The resulting poems are quiet as everything other than love becomes non-essential. Time is merely an approximation, and the fact of what happened matters less than its emotional truth. As such, eros hums just beneath the surface of every line, often in unexpected ways. These are some of the most romantic poems I’ve read in a long time. Consider, for example, the following stanza from “The Then”:
"All that history until we met
in furious chaos when I loved first
your face, then loved how you
had become what you were"
In the way that it’s impossible to fully understand home without traveling, the collection hones in on its intimacies by constantly expanding its globetrotting scope. The landscape becomes so cluttered with significant sites that the poems become displaced—they could only be a sort of dream. Similarly, the constant appearance of other artists and historical figures calls attention to the narrator’s preoccupation with memory. Who are these people apart from how they are remembered? Who are we aside from our relationships with others?
I think the following line from the prose poem “Winchester House” conveys the clearest picture of the book’s impetus:
"It was that further intimacy that comes with trusting a fiction, a non-personal truth, going towards what you do not yet know. You will not even remember writing it."
Ultimately, this is a collection that feels like someone quietly recalling their life while sharing stories on a porch. These are moments that have been told and re-told, and nothing is lost by re-mediating life through memory. Instead, it all becomes a little truer with each iteration.

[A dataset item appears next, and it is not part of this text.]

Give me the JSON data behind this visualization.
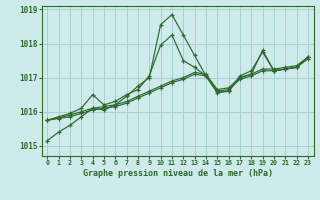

Although I've never read any of Michael Ondaatje's novels, I know they're very famous and highly praised. So it's a little funny how out of *all* the novels he's written, the first thing I've ever read from him is this poetry collection.
Overall, I adore this collection. The opening poems "Lock," "Definition," and "5 A.M" are stunning. We follow Ondaatje through his youth and through his travels, through the poems he half remembers and through the people he fell in love with. There is a nostaglic air to everything, making the whole collection seem like a wise old man telling stories about his well-lived life. However, some of the poems were clunky, perhaps due to Ondaatje's relative inexeperience to this form of writing. A wonderful, tender read nonetheless.
Thank you to NetGalley and Knopf for my eARC. All thoughts were my own.

Michael Ondaatje is one of my immediate read authors - anything he writes, I will read. This latest collection of poetry does not disappoint, and it was a gentle, nostalgic read. My immediate thoughts after finishing the book, was this felt like an archive of art and memory. (Although one can argue perhaps that is just what an archive is). The poems flow together like the streams, estuaries, and rivers he frequently evokes in this collection. Not only do these poems speak about a journey into the past and memory, but also journey across the globe from Japan, England, Sri Lanka, to the Holland Tunnel in New York and the bus to Fez. Although there is the theme of loss and death and moving beyond, I felt grounded and directed with each poem. Ondaatje guides through his poems by invoking and interspersing his own poems with references to films, music, and other writers. He writes within a larger tradition that traces back thousands of years, his language an echo of the language of others.
I thought this collection to be stunning and provocative in a tender way, imbued with a sense of time and memory and nostalgia. There is a sense of tenderness towards the pass, but also a fear and longing for it. As with his many other wonderful works, this did not disappoint.

From one of the most influential writers of his generation, a surprising poetry collection about memory, history, and the act of looking back.
There were pieces of this collection that I found gorgeous and quite emotionally charged. There were others (enough to outweigh the good) that felt clunky. The prose was so thick, it felt like chewing on a fatty piece of steak that could never be fully digested.
I felt that it was too flowery where it didn't need to be in places. There were also parts that were so uniquely written they immediately evoked feeling.